La raison de leur embauche reste mystérieuse. Satisfaits d’avoir un emploi, il subsiste néanmoins une incertitude : où va-t-on exactement ou plutôt que cherche l’Usine exactement ? A titre d’exemple, qui sont les destinataires de ces documents et quelle est leur utilité ? Est-ce vraiment des documents qui ont une réalité tangible, ou n’est-ce qu’un charabia interminable qui est le résultat des cogitations intérieures de la personne qui lit ces documents ? Nous sentons que les personnages sont dans un état d’insatisfaction perpétuelle et leur vie ne connaît pas d’état définitif. Ils s’efforcent de dépasser leur condition en creusant un puits au fond duquel se trouvent des conceptions de plus en plus profondes et stimulantes.
C’est ainsi que la réalité perd de plus en plus de ses contours. Elle n’est qu’une histoire artistique que le personnage se construit pour la faire émerger. En d’autres termes, la réalité se définit comme des perspectives vivantes que le personnage bâtit pour les rendre agréables. La romancière manie avec virtuosité le non-sens et le réalisme magique. Cette réalité recèle une dimension obscure : entre hallucination et cauchemar, le lecteur est plongé dans une routine abrutissante.
Une plongée kafkaïenne dans un abîme, ce monde du travail qui anéantit mais jamais n’épanouit
En définitive, ce roman traite du dysfonctionnement du dispositif du monde du travail japonais. Il semble que travailler sans trouver de signification aux tâches effectuées soit suffisant. Il est plus pertinent d’être présent plutôt que de chercher à comprendre le véritable sens de son travail. En d’autres termes, tout le monde se lève le matin pour occuper un poste et effectuer des tâches inutiles. Chaque jour, le chef prononce son discours, les missions sont ambiguës. C’est ainsi que les choses se déroulent. La normalité n’est pas une règle. Par conséquent, notre attention est davantage portée sur l’aspect quantitatif plutôt que sur ce qui détermine la valeur d’une vie humaine.
En outre, la temporalité du roman est étrange, ce qui rend notre compréhension volontairement difficile. Est-ce que les personnages principaux sont actuellement en poste ou sont-ils là depuis quinze ans ? Nous assistons à une discussion dans un restaurant entre le jeune chercheur qui semble avoir accès à l’intégralité des lieux et une jeune femme, puis nous atterrissons de manière soudaine au bureau.
Une analyse impartiale mais qui suscite des réflexions sur la société japonaise et les attitudes.

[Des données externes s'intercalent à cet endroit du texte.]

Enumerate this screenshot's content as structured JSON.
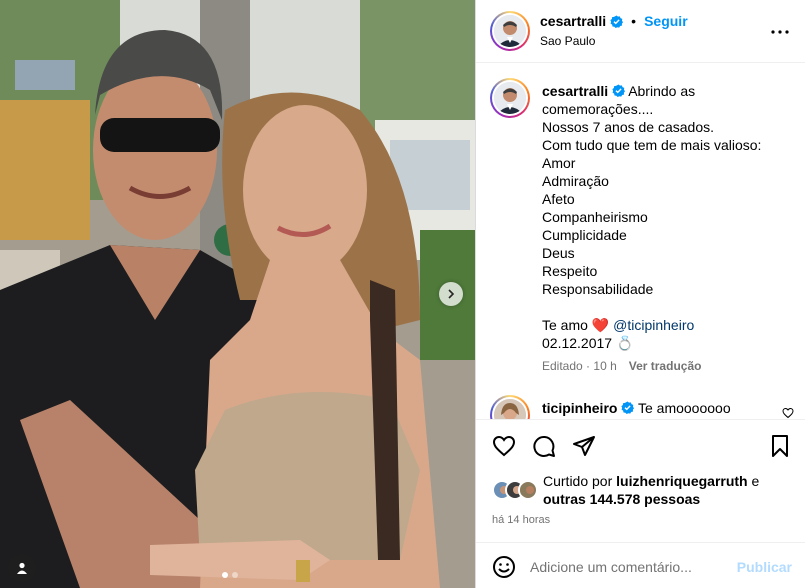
{
  "post": {
    "author": "cesartralli",
    "follow_label": "Seguir",
    "separator": "•",
    "location": "Sao Paulo",
    "caption": {
      "author": "cesartralli",
      "lines": [
        "Abrindo as",
        "comemorações....",
        "Nossos 7 anos de casados.",
        "Com tudo que tem de mais valioso:",
        "Amor",
        "Admiração",
        "Afeto",
        "Companheirismo",
        "Cumplicidade",
        "Deus",
        "Respeito",
        "Responsabilidade"
      ],
      "love_prefix": "Te amo",
      "heart_emoji": "❤️",
      "mention": "@ticipinheiro",
      "date_line": "02.12.2017",
      "ring_emoji": "💍",
      "edited_label": "Editado",
      "separator": "·",
      "edited_time": "10 h",
      "translate_label": "Ver tradução"
    },
    "comment": {
      "author": "ticipinheiro",
      "text": "Te amooooooo"
    },
    "likes": {
      "prefix": "Curtido por",
      "user": "luizhenriquegarruth",
      "and": "e",
      "others": "outras 144.578 pessoas"
    },
    "time_ago": "há 14 horas",
    "comment_box": {
      "placeholder": "Adicione um comentário...",
      "publish_label": "Publicar"
    }
  },
  "colors": {
    "accent_blue": "#0095f6",
    "verified_blue": "#0095f6",
    "muted_text": "#737373",
    "publish_disabled": "#b3dbff"
  },
  "icons": [
    "verified-badge-icon",
    "more-options-icon",
    "heart-icon",
    "comment-icon",
    "share-icon",
    "save-icon",
    "emoji-icon",
    "next-arrow-icon",
    "user-tag-icon"
  ]
}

Hélas, je n’ai pas réussi à m’attacher aux personnages, bien que cela ne soit pas l’objectif initial de l’autrice. Je manifeste de l’intérêt envers le jeune chercheur qui accomplit une tâche dans un espace-temps non défini. De même pour la jeune femme qui vagabonde à l’intérieur de l’Usine, médite et dévoile ses pensées les plus profondes.
Une lecture qui n’est pas amusante, certes. J’ai particulièrement aimé les deux réalités qui se font concurrence : celle de l’Usine et le scepticisme des personnages qui réévaluent sans cesse la réalité dans laquelle ils se trouvent.